8.5 Beyond a Single Machine
In the external sorting video, we illustrate how we can sort a 4TB in only two passes with a relatively small memory buffer of roughly 127MB only. However, we would need an additional 8TB to store the partially sorted file from the first streaming sorting pass and for the final sorted output. With commodity disks of a disk bandwidth of 30MB/s, it would take 1.5 days to just read or write the file. With fancy disks of 500MB/s, it would take 2-3 hours just to read or write the file ignoring all the other CPU (and non-sequential IO) costs.

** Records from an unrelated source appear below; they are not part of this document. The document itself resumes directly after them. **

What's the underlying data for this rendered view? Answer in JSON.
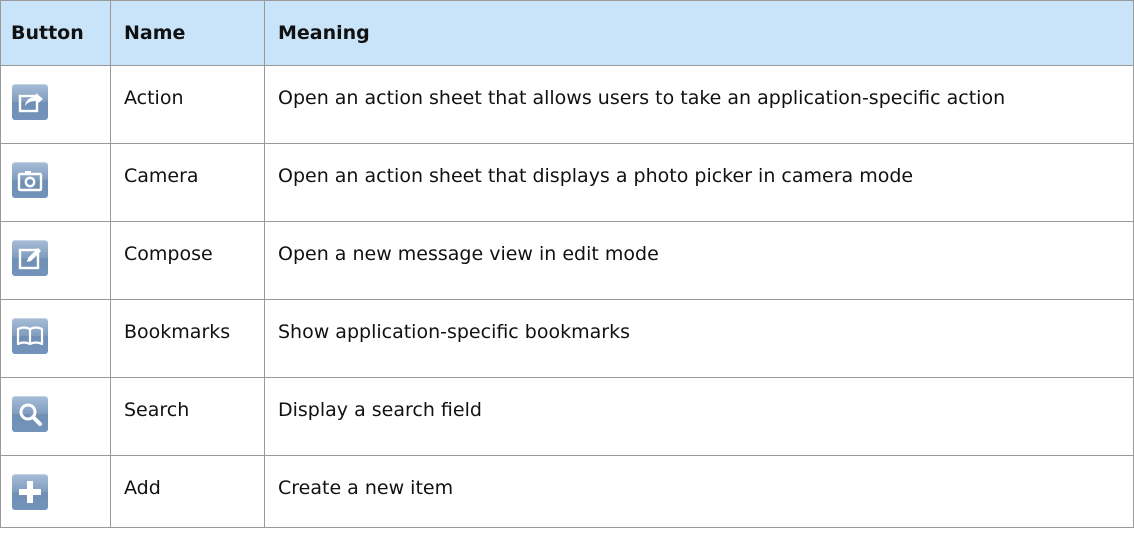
{
  "header": {
    "button": "Button",
    "name": "Name",
    "meaning": "Meaning"
  },
  "rows": [
    {
      "icon": "action-icon",
      "name": "Action",
      "meaning": "Open an action sheet that allows users to take an application-specific action"
    },
    {
      "icon": "camera-icon",
      "name": "Camera",
      "meaning": "Open an action sheet that displays a photo picker in camera mode"
    },
    {
      "icon": "compose-icon",
      "name": "Compose",
      "meaning": "Open a new message view in edit mode"
    },
    {
      "icon": "bookmarks-icon",
      "name": "Bookmarks",
      "meaning": "Show application-specific bookmarks"
    },
    {
      "icon": "search-icon",
      "name": "Search",
      "meaning": "Display a search field"
    },
    {
      "icon": "add-icon",
      "name": "Add",
      "meaning": "Create a new item"
    }
  ],
  "colors": {
    "header_background": "#c9e4f9",
    "border": "#9a9a9a",
    "icon_tile": "#7f9cbe"
  }
}
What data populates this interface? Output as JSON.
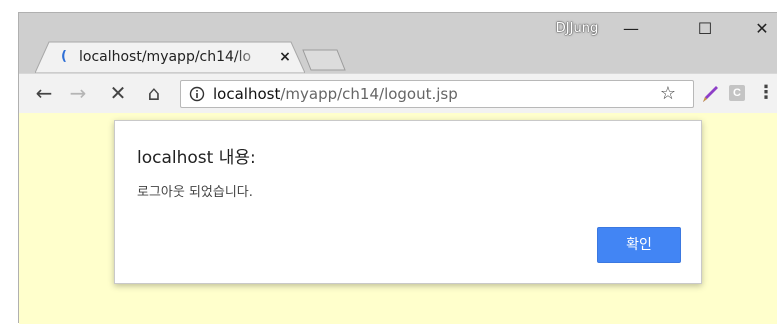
{
  "tab": {
    "favicon": "loading-spinner-icon",
    "title": "localhost/myapp/ch14/lo",
    "close_label": "×"
  },
  "window": {
    "profile_name": "DJJung",
    "minimize_label": "—",
    "maximize_label": "☐",
    "close_label": "✕"
  },
  "toolbar": {
    "back_icon": "←",
    "forward_icon": "→",
    "reload_icon": "✕",
    "home_icon": "⌂",
    "url_host": "localhost",
    "url_path": "/myapp/ch14/logout.jsp",
    "star_icon": "☆",
    "ext_c_label": "C",
    "menu_icon": "⋮"
  },
  "page": {
    "background": "#ffffcc"
  },
  "dialog": {
    "title": "localhost 내용:",
    "message": "로그아웃 되었습니다.",
    "ok_label": "확인",
    "ok_color": "#4285f4"
  }
}
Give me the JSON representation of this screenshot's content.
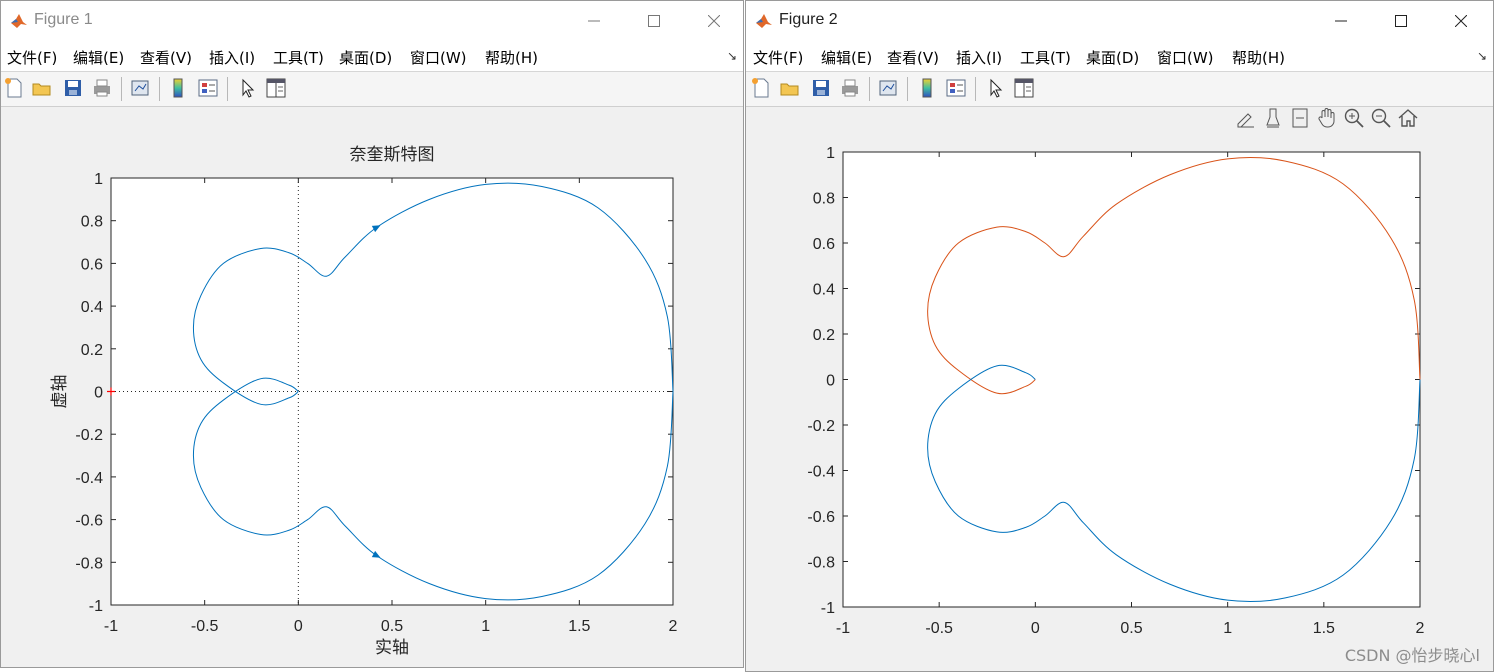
{
  "figure1": {
    "title": "Figure 1",
    "menu": [
      "文件(F)",
      "编辑(E)",
      "查看(V)",
      "插入(I)",
      "工具(T)",
      "桌面(D)",
      "窗口(W)",
      "帮助(H)"
    ],
    "axes_title": "奈奎斯特图",
    "xlabel": "实轴",
    "ylabel": "虚轴"
  },
  "figure2": {
    "title": "Figure 2",
    "menu": [
      "文件(F)",
      "编辑(E)",
      "查看(V)",
      "插入(I)",
      "工具(T)",
      "桌面(D)",
      "窗口(W)",
      "帮助(H)"
    ]
  },
  "watermark": "CSDN @怡步晓心l",
  "chart_data": [
    {
      "type": "line",
      "title": "奈奎斯特图",
      "xlabel": "实轴",
      "ylabel": "虚轴",
      "xlim": [
        -1,
        2
      ],
      "ylim": [
        -1,
        1
      ],
      "xticks": [
        "-1",
        "-0.5",
        "0",
        "0.5",
        "1",
        "1.5",
        "2"
      ],
      "yticks": [
        "-1",
        "-0.8",
        "-0.6",
        "-0.4",
        "-0.2",
        "0",
        "0.2",
        "0.4",
        "0.6",
        "0.8",
        "1"
      ],
      "grid": false,
      "series": [
        {
          "color": "#0072bd",
          "points": [
            [
              2,
              0
            ],
            [
              1.97,
              0.35
            ],
            [
              1.85,
              0.62
            ],
            [
              1.6,
              0.86
            ],
            [
              1.3,
              0.96
            ],
            [
              1.0,
              0.97
            ],
            [
              0.7,
              0.9
            ],
            [
              0.42,
              0.77
            ],
            [
              0.25,
              0.63
            ],
            [
              0.15,
              0.54
            ],
            [
              0.05,
              0.6
            ],
            [
              -0.05,
              0.65
            ],
            [
              -0.2,
              0.67
            ],
            [
              -0.4,
              0.6
            ],
            [
              -0.52,
              0.45
            ],
            [
              -0.56,
              0.3
            ],
            [
              -0.52,
              0.15
            ],
            [
              -0.4,
              0.04
            ],
            [
              -0.2,
              -0.06
            ],
            [
              -0.05,
              -0.03
            ],
            [
              0,
              0
            ]
          ]
        },
        {
          "color": "#0072bd",
          "points": [
            [
              2,
              0
            ],
            [
              1.97,
              -0.35
            ],
            [
              1.85,
              -0.62
            ],
            [
              1.6,
              -0.86
            ],
            [
              1.3,
              -0.96
            ],
            [
              1.0,
              -0.97
            ],
            [
              0.7,
              -0.9
            ],
            [
              0.42,
              -0.77
            ],
            [
              0.25,
              -0.63
            ],
            [
              0.15,
              -0.54
            ],
            [
              0.05,
              -0.6
            ],
            [
              -0.05,
              -0.65
            ],
            [
              -0.2,
              -0.67
            ],
            [
              -0.4,
              -0.6
            ],
            [
              -0.52,
              -0.45
            ],
            [
              -0.56,
              -0.3
            ],
            [
              -0.52,
              -0.15
            ],
            [
              -0.4,
              -0.04
            ],
            [
              -0.2,
              0.06
            ],
            [
              -0.05,
              0.03
            ],
            [
              0,
              0
            ]
          ]
        }
      ],
      "critical_point": [
        -1,
        0
      ]
    },
    {
      "type": "line",
      "xlim": [
        -1,
        2
      ],
      "ylim": [
        -1,
        1
      ],
      "xticks": [
        "-1",
        "-0.5",
        "0",
        "0.5",
        "1",
        "1.5",
        "2"
      ],
      "yticks": [
        "-1",
        "-0.8",
        "-0.6",
        "-0.4",
        "-0.2",
        "0",
        "0.2",
        "0.4",
        "0.6",
        "0.8",
        "1"
      ],
      "grid": false,
      "series": [
        {
          "color": "#d95319",
          "points": [
            [
              2,
              0
            ],
            [
              1.97,
              0.35
            ],
            [
              1.85,
              0.62
            ],
            [
              1.6,
              0.86
            ],
            [
              1.3,
              0.96
            ],
            [
              1.0,
              0.97
            ],
            [
              0.7,
              0.9
            ],
            [
              0.42,
              0.77
            ],
            [
              0.25,
              0.63
            ],
            [
              0.15,
              0.54
            ],
            [
              0.05,
              0.6
            ],
            [
              -0.05,
              0.65
            ],
            [
              -0.2,
              0.67
            ],
            [
              -0.4,
              0.6
            ],
            [
              -0.52,
              0.45
            ],
            [
              -0.56,
              0.3
            ],
            [
              -0.52,
              0.15
            ],
            [
              -0.4,
              0.04
            ],
            [
              -0.2,
              -0.06
            ],
            [
              -0.05,
              -0.03
            ],
            [
              0,
              0
            ]
          ]
        },
        {
          "color": "#0072bd",
          "points": [
            [
              2,
              0
            ],
            [
              1.97,
              -0.35
            ],
            [
              1.85,
              -0.62
            ],
            [
              1.6,
              -0.86
            ],
            [
              1.3,
              -0.96
            ],
            [
              1.0,
              -0.97
            ],
            [
              0.7,
              -0.9
            ],
            [
              0.42,
              -0.77
            ],
            [
              0.25,
              -0.63
            ],
            [
              0.15,
              -0.54
            ],
            [
              0.05,
              -0.6
            ],
            [
              -0.05,
              -0.65
            ],
            [
              -0.2,
              -0.67
            ],
            [
              -0.4,
              -0.6
            ],
            [
              -0.52,
              -0.45
            ],
            [
              -0.56,
              -0.3
            ],
            [
              -0.52,
              -0.15
            ],
            [
              -0.4,
              -0.04
            ],
            [
              -0.2,
              0.06
            ],
            [
              -0.05,
              0.03
            ],
            [
              0,
              0
            ]
          ]
        }
      ]
    }
  ]
}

For large data sets, data processing occurs over large clusters with the work partitioned across multiple machines. The first step for external sorting or hashing is now data partitioning: range partitioning (distribute the data by ranges, such that machine A gets range [1,100), machine B get range [100, 200), etc.) and hash partitioning respectively (distribute the data by a hash function modulo the number of machines (\(n\)) in the cluster, such that machine 0 gets all the data where \(h(\mathrm{key})~~\mathrm{mod}~~n\) = 0 and machine 2 gets all the data where \(h(\mathrm{key})~~\mathrm{mod}~~n = 2\), etc.).
Each of these partitioning approaches have their own challenges: how to partition data into ranges if there is data skew (certain ranges are bigger than others)? How to re-balance partitions if the cluster grows or shrink? Consistent hashing is often used to address rebalancing issues in many large scale database systems such as Amazon Dynamo.
Partitioning is a building block for distributed databases systems just as much as sorting and hashing are!